A história do presente sob nossa responsabilidade
Izabela Moi
Em meados do mês passado, uma das maiores e mais reconhecidas agências de notícias do mundo, a Associated Press, anunciou que não ia mais divulgar, em seus artigos, os nomes das pessoas acusadas de crimes menores, por preocupação de que tais histórias possam ter uma longa e nociva sobrevida na internet, o que poderia dificultar ou ter impacto negativo na vida real destas pessoas.
Histórias menores como, por exemplo, a de uma pessoa presa por se despir e dançar bêbada em um local público, que podem gerar algum interesse momentâneo mas esquecida no dia seguinte, permanecem nos arquivos e buscadores.
“O nome da pessoa presa viverá para sempre on-line, mesmo que as acusações sejam retiradas ou a pessoa seja absolvida”, disse John Daniszewski, vice-presidente de padrão da AP. “E isso pode prejudicar a possibilidade de alguém conseguir um emprego ou, entrar em um clube.”
Pouco menos de dois anos antes disso, o jornal inglês The Guardian, que acaba de celebrar 200 anos, também anunciou um novo posicionamento de linguagem para tratar um tema considerado, pela organização, tão crucial para nossa vida no presente como no futuro: as mudanças climáticas.

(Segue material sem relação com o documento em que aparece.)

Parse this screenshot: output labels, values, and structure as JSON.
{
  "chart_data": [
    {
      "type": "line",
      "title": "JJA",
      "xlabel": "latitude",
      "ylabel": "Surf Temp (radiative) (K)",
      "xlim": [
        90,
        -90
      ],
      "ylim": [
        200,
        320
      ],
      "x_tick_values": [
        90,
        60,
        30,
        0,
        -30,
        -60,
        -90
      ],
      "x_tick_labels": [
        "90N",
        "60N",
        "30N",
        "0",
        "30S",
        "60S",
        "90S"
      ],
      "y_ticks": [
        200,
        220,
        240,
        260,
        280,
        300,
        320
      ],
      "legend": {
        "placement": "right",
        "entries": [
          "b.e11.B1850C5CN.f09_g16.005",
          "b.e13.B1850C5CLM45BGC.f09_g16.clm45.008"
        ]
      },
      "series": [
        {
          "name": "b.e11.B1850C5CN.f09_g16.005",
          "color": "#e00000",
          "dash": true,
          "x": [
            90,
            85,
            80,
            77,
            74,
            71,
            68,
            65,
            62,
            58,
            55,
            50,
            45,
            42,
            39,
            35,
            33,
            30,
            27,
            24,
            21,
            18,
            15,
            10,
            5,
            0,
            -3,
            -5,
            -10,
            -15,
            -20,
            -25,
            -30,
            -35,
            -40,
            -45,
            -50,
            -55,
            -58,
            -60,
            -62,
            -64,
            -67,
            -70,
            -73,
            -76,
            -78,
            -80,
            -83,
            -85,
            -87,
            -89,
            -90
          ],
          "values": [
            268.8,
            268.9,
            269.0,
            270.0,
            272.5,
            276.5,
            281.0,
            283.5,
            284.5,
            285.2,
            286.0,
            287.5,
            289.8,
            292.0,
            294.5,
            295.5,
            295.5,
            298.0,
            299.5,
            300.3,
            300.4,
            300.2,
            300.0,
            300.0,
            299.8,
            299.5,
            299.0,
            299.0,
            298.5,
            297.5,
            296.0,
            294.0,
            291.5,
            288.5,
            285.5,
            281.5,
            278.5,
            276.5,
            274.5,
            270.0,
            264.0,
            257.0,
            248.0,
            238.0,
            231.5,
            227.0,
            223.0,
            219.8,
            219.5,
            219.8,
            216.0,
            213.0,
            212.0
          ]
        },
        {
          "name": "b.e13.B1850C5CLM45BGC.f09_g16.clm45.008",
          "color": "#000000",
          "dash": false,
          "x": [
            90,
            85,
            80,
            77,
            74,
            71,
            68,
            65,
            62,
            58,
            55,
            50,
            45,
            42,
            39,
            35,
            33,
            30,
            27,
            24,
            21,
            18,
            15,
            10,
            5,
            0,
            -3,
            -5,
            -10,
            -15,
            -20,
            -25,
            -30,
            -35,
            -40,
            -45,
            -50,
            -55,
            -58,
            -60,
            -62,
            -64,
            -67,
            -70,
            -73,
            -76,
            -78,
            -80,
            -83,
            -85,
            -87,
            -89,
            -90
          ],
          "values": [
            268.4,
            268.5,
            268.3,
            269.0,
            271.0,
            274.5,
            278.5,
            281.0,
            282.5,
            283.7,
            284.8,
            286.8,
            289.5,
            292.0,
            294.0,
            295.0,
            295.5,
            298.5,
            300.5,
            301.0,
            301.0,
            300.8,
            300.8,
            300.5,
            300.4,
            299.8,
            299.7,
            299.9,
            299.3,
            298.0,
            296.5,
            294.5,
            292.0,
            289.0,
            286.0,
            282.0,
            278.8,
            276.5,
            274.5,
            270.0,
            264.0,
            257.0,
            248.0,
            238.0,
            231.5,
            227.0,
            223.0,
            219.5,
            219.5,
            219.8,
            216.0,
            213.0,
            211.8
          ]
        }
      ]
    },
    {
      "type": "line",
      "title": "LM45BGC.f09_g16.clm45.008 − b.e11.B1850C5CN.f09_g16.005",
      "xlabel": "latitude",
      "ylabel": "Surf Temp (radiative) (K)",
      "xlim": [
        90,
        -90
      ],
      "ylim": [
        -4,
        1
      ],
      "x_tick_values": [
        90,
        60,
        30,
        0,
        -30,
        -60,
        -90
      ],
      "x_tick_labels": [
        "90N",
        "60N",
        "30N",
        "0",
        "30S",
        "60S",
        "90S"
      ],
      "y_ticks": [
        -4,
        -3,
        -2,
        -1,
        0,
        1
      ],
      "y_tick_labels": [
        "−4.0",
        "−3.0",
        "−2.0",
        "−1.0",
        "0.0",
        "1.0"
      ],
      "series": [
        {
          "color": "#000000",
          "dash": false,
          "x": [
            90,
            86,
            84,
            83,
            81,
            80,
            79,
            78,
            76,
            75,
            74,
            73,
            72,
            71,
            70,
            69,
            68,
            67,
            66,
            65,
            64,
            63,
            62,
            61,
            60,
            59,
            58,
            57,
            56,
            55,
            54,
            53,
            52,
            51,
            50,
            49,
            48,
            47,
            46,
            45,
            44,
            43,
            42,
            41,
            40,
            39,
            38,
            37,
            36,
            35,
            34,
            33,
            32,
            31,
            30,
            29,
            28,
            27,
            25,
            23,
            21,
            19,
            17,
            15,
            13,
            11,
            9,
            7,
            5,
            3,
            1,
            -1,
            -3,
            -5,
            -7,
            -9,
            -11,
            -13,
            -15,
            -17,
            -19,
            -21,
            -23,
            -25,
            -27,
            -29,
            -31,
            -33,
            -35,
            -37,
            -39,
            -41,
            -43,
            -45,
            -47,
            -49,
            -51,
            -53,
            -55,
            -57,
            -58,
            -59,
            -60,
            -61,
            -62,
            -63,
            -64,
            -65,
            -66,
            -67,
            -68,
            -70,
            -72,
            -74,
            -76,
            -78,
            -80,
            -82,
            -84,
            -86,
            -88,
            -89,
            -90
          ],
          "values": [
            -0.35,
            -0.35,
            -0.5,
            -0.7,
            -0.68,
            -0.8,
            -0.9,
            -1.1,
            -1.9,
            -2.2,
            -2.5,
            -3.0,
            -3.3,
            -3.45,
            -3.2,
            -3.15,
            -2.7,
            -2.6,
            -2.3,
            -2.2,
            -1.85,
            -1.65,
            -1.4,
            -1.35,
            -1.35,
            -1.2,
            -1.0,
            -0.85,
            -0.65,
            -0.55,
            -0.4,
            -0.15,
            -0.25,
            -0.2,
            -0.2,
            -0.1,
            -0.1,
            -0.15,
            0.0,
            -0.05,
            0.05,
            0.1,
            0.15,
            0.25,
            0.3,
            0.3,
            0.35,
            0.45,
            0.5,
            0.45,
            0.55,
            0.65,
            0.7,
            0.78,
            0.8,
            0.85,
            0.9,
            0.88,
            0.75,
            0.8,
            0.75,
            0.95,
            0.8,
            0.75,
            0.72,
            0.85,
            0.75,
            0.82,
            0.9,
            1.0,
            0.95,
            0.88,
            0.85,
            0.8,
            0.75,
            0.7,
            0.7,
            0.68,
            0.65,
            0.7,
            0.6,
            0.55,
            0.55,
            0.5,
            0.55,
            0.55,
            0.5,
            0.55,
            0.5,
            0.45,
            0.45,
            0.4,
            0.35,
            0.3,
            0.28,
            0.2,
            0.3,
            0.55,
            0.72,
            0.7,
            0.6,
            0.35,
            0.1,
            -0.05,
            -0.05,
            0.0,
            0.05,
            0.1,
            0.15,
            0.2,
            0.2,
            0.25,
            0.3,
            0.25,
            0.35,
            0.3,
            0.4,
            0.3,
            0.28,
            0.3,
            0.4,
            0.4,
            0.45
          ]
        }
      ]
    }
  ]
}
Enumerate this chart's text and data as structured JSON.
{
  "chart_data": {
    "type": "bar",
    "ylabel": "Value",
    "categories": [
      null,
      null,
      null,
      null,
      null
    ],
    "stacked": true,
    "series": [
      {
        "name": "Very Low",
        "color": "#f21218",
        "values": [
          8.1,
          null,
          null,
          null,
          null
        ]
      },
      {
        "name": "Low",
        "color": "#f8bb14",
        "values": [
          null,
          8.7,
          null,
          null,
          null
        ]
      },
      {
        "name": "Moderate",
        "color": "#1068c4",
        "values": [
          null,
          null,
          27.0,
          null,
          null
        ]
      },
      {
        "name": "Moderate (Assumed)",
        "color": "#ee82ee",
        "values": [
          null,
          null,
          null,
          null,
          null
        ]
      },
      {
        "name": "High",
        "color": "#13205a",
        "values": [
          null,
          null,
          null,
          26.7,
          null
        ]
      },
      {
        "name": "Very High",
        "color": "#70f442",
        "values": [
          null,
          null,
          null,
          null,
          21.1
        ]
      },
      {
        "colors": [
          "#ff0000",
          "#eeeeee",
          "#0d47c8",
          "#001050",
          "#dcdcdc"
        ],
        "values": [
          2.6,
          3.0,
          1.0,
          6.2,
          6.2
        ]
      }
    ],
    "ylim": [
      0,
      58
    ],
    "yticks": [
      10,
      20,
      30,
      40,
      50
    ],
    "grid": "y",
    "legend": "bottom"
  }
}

No editorial, apontava o novo vocabulário com que ia tratar o assunto, com argumentos transparentes para que seu leitor e sua leitora pudessem concordar ou discordar da atitude, mas que tivessem segurança para isso.
Por exemplo, daquele dia em diante, os artigos publicados pelo jornal não iam mais falar em “mudança climática” mas em “emergência climática” ou “crise climática”, pois o termo anterior “não é mais considerado pertinente para refletir com precisão a gravidade da situação”.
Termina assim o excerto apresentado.